Tim gabungan Polri bakal melakukan razia hingga penegakan hukum kepada produsen obat sirop yang mengandung Etilon Glikol dan Dietilen Glikol

JAKARTA - Tim gabungan Polri melakukan razia hingga penegakan hukum dengan menyasar produsen obat sirop yang produknya diduga mengandung etilen glikol dan dietilen glikol melebihi ambang batas hingga diduga menjadi penyebab terjadinya gagal ginjal akut pada anak.

"Yang harus kami telusuri adalah siapa produsennya, yang kemudian memproduksi obat-obat sirop diduga mengandung EG (etilen glikol) maupun DEG (dietilen glikol) hingga mengakibatkan gagal ginjal. Itu fokusnya," kata Wakil Direktur Tindak Pidana Narkoba Bareskrim Polri Komisaris Besar Polisi Jayadi dikonfirmasi di Jakarta, kemarin.

Menindaklanjuti merebaknya kasus gagal ginjal akut pada sejumlah anak di Tanah Air, Polri menerbitkan Surat Telegram Nomor: ST/192./RES.4/X/2022 Bareskrim Polri tertanggal 25 Oktober 2022 yang ditandatangani Direktur Tidak Pidana Narkoba Brigadir Jenderal Polisi Krisno H. Siregar.

Dalam surat telegram tersebut, jajaran Polri seluruh Indonesia diimbau tidak melaksanakan razia atau penegakan hukum terhadap apotek atau toko obat yang diduga menjual sirop atau obat merk tertentu dengan kandungan EG maupun DEG melebihi ambang batas karena dasarnya apotek atau toko obat bukan pihak yang harus disalahkan.

Menurut Jayadi, surat telegram bersifat imbauan dalam rangka pengawasan. "Jadi, belum sampai ke upaya razia, kemudian penegakan hukum karena kalau penegakan hukum sebenarnya bukan apotek dan toko obat yang disasar," katanya.

Jayadi menegaskan sasaran utama penegakan hukum dalam perkara ini adalah produsen obat, bukan apotek atau toko obat. Hal ini karena apotek dan toko obat hanya menjual bukan memproduksi obat-obatan.

"Yang memproduksi sebuah produk, kemudian produknya enggak benar, ada izin edarnya, kemudian apotek menjual, toko obat menjual, masak toko obatnya yang harus dimintai pertanggungjawabannya," ujarnya.

Polri telah membentuk tim gabungan dalam menindaklanjuti kasus kematian sejumlah anak akibat mengalami gagal ginjal akut.

Terpisah, Anggota Komisi IX DPR RI Netty Prasetiyani Aher, meminta pemerintah segera membentuk tim gabungan independen pencari fakta (TGIPF). Hal tersebut untuk mengusut tuntas kasus Gagal Ginjal Angkut Progresi Atipikal (GGAPA).

"Pembentukan tim TGIPF menjadi penting, karena sudah ratusan yang meninggal, tapi informasi soal kasus tersebut masih amat terbatas," ujar Netty, dalam keterangan tertulisnya, Rabu (26/10).

Dia menyebut, TGIPF harus bekerja transparan dan independen dalam menginvestigasi agar hasilnya dapat menjadi dasar pengambilan kebijakan. Termasuk, apakah ada faktor lain penyebab terjadinya kasus tersebut, di luar dugaan cemaran EG dan DEG.

Dia menambahkan, hukum dan sanksi harus keras jika ada unsur kelalaian atau kesengajaan.
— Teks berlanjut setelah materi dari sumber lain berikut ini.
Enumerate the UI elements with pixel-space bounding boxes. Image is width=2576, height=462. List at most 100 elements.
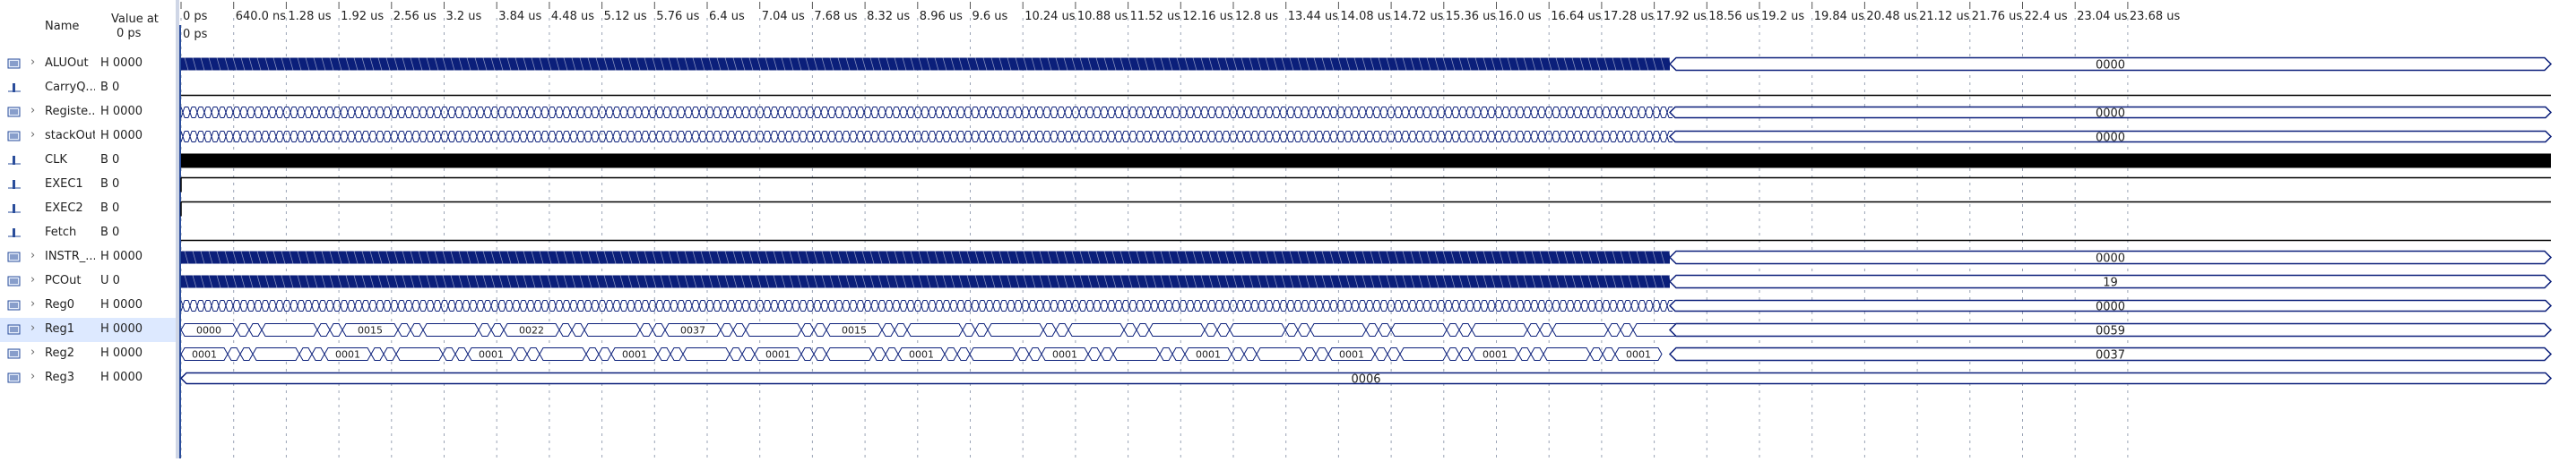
signal-row[interactable]: › ALUOut H 0000	[0, 52, 176, 76]
expand-chevron-icon[interactable]: ›	[30, 370, 36, 383]
bus-transition	[367, 131, 375, 142]
expand-chevron-icon[interactable]: ›	[30, 321, 36, 335]
time-tick-label: 3.84 us	[498, 10, 541, 23]
bus-segment	[1136, 323, 1150, 337]
signal-row[interactable]: CLK B 0	[0, 149, 176, 173]
bus-transition	[618, 131, 626, 142]
bus-segment	[1256, 347, 1304, 361]
bus-transition	[711, 131, 719, 142]
bus-transition	[1528, 107, 1536, 118]
bus-transition	[1499, 57, 1504, 71]
bus-transition	[1394, 251, 1399, 264]
expand-chevron-icon[interactable]: ›	[30, 104, 36, 117]
bus-segment	[1602, 347, 1616, 361]
bus-transition	[1413, 107, 1422, 118]
signal-row[interactable]: › PCOut U 0	[0, 270, 176, 294]
bus-transition	[1306, 107, 1314, 118]
bus-transition	[1148, 131, 1156, 142]
bus-transition	[532, 131, 540, 142]
bus-transition	[1335, 107, 1343, 118]
bus-transition	[1234, 300, 1242, 312]
bus-transition	[861, 300, 869, 312]
bus-transition	[1378, 251, 1383, 264]
bus-transition	[582, 107, 590, 118]
expand-chevron-icon[interactable]: ›	[30, 56, 36, 69]
bus-transition	[1402, 251, 1407, 264]
bus-transition	[1644, 275, 1649, 288]
signal-row[interactable]: › Reg0 H 0000	[0, 294, 176, 318]
clock-waveform	[181, 153, 2551, 168]
bus-transition	[1361, 275, 1367, 288]
bus-transition	[1015, 57, 1020, 71]
bus-transition	[1313, 107, 1321, 118]
signal-row[interactable]: EXEC1 B 0	[0, 173, 176, 197]
bus-transition	[1593, 107, 1601, 118]
bus-transition	[288, 131, 296, 142]
bus-transition	[660, 275, 665, 288]
bus-transition	[1593, 131, 1601, 142]
bus-segment	[1159, 347, 1173, 361]
bus-segment	[311, 347, 325, 361]
bus-transition	[854, 300, 862, 312]
bus-transition	[434, 251, 439, 264]
bus-transition	[724, 275, 730, 288]
bus-final-segment	[1668, 106, 2553, 119]
signal-row[interactable]: › Reg2 H 0000	[0, 342, 176, 366]
bus-transition	[1063, 275, 1068, 288]
bus-transition	[1227, 107, 1235, 118]
bus-transition	[273, 131, 281, 142]
bus-transition	[1091, 107, 1099, 118]
waveform-panel[interactable]: 0 ps 640.0 ns 1.28 us 1.92 us 2.56 us 3.2 us 3…	[179, 0, 2576, 458]
bus-transition	[453, 107, 461, 118]
expand-chevron-icon[interactable]: ›	[30, 297, 36, 311]
expand-chevron-icon[interactable]: ›	[30, 128, 36, 141]
bus-segment	[1589, 347, 1604, 361]
bus-segment-value: 0001	[1339, 349, 1364, 361]
bus-transition	[990, 251, 996, 264]
bus-transition	[1528, 131, 1536, 142]
expand-chevron-icon[interactable]: ›	[30, 346, 36, 359]
bus-transition	[627, 251, 633, 264]
bus-transition	[990, 107, 998, 118]
waveform-canvas[interactable]: 0 ps 640.0 ns 1.28 us 1.92 us 2.56 us 3.2 us 3…	[179, 0, 2576, 458]
signal-value: B 0	[100, 201, 120, 215]
signal-row[interactable]: › Reg1 H 0000	[0, 318, 176, 342]
bus-segment	[872, 347, 886, 361]
bus-transition	[200, 57, 205, 71]
bus-transition	[1664, 131, 1673, 142]
signal-row[interactable]: EXEC2 B 0	[0, 197, 176, 221]
bus-transition	[1270, 300, 1278, 312]
bus-transition	[596, 300, 604, 312]
bus-transition	[765, 57, 770, 71]
bus-transition	[781, 275, 786, 288]
time-tick-label: 12.8 us	[1235, 10, 1278, 23]
signal-row[interactable]: Fetch B 0	[0, 221, 176, 245]
bus-transition	[805, 251, 810, 264]
bus-transition	[833, 131, 841, 142]
signal-row[interactable]: › Reg3 H 0000	[0, 366, 176, 390]
expand-chevron-icon[interactable]: ›	[30, 273, 36, 287]
expand-chevron-icon[interactable]: ›	[30, 249, 36, 262]
bus-segment	[298, 347, 313, 361]
bus-transition	[756, 57, 762, 71]
signal-row[interactable]: › INSTR_... H 0000	[0, 245, 176, 270]
bus-transition	[1410, 251, 1415, 264]
bus-transition	[482, 251, 488, 264]
bus-transition	[563, 57, 568, 71]
bus-transition	[1012, 131, 1020, 142]
bus-transition	[567, 107, 575, 118]
bus-final-value: 0000	[2096, 252, 2125, 266]
signal-row[interactable]: › Registe... H 0000	[0, 100, 176, 124]
bus-transition	[976, 107, 984, 118]
bus-transition	[453, 300, 461, 312]
bus-segment	[826, 347, 874, 361]
signal-row[interactable]: CarryQ... B 0	[0, 76, 176, 100]
bus-segment	[1446, 347, 1460, 361]
bus-transition	[1636, 57, 1641, 71]
signal-row[interactable]: › stackOut H 0000	[0, 124, 176, 149]
panel-divider[interactable]	[176, 0, 179, 458]
bus-transition	[438, 300, 446, 312]
bus-segment	[1055, 323, 1069, 337]
bus-transition	[517, 300, 525, 312]
bus-transition	[192, 275, 197, 288]
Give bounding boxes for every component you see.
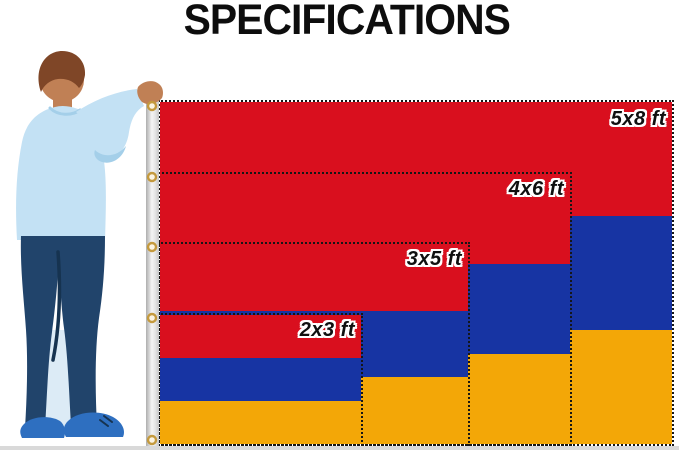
between-legs-highlight [44,330,74,430]
grommet [146,171,158,183]
flag-size-label: 3x5 ft [406,248,462,270]
flag-2x3-ft: 2x3 ft [158,313,363,446]
elbow-shading [94,146,126,163]
raised-arm [76,89,144,161]
back-leg [20,236,60,428]
page-title: SPECIFICATIONS [183,0,510,44]
hand [137,81,163,105]
torso-shirt [16,105,106,241]
hair [38,51,86,92]
title-bar: SPECIFICATIONS [0,0,679,45]
person-illustration [16,51,163,446]
stripe-red [160,315,361,358]
flag-size-label: 4x6 ft [508,178,564,200]
front-leg [59,236,105,426]
grommet [146,241,158,253]
grommet [146,100,158,112]
stripe-red [160,244,468,311]
back-shoe [20,417,65,438]
stripe-orange [160,401,361,444]
grommet [146,434,158,446]
baseline-strip [0,446,679,450]
shoe-laces [99,415,113,427]
grommet [146,312,158,324]
stripe-blue [160,358,361,401]
flag-size-label: 2x3 ft [299,319,355,341]
pants-seam [51,250,62,362]
flag-size-label: 5x8 ft [610,108,666,130]
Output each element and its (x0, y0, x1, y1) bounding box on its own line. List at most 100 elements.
Menurutnya, harus dipastikam juga tidak ada kepentingan bisnis dan politik dalam kasus ini. "Sangat tidak berperikemanusiaan jika ada oknum atau kelompok yang mengambil kesempatan di tengah kesulitan," tambahnya.

Netty berharap, kejadian GGAPA harus menjadi momentum bagi perbaikan tata kelola industri farmasi di Indonesia yang sehat, fair, kompetitif, dan pro kepentingan rakyat. Pengawasan obat dan makanan harus dilakukan super ketat karena sebuah kesalahan dapat berakibat fatal.

Anggota Komisi VII DPR RI Mulyanto, meminta Badan Riset dan Inovasi Nasional (BRIN) segera meneliti penyebab kasus gagal ginjal akut pada anak. Hingga kini, tingkat kematian anak pada kasus tersebut mencapai 57,5 persen.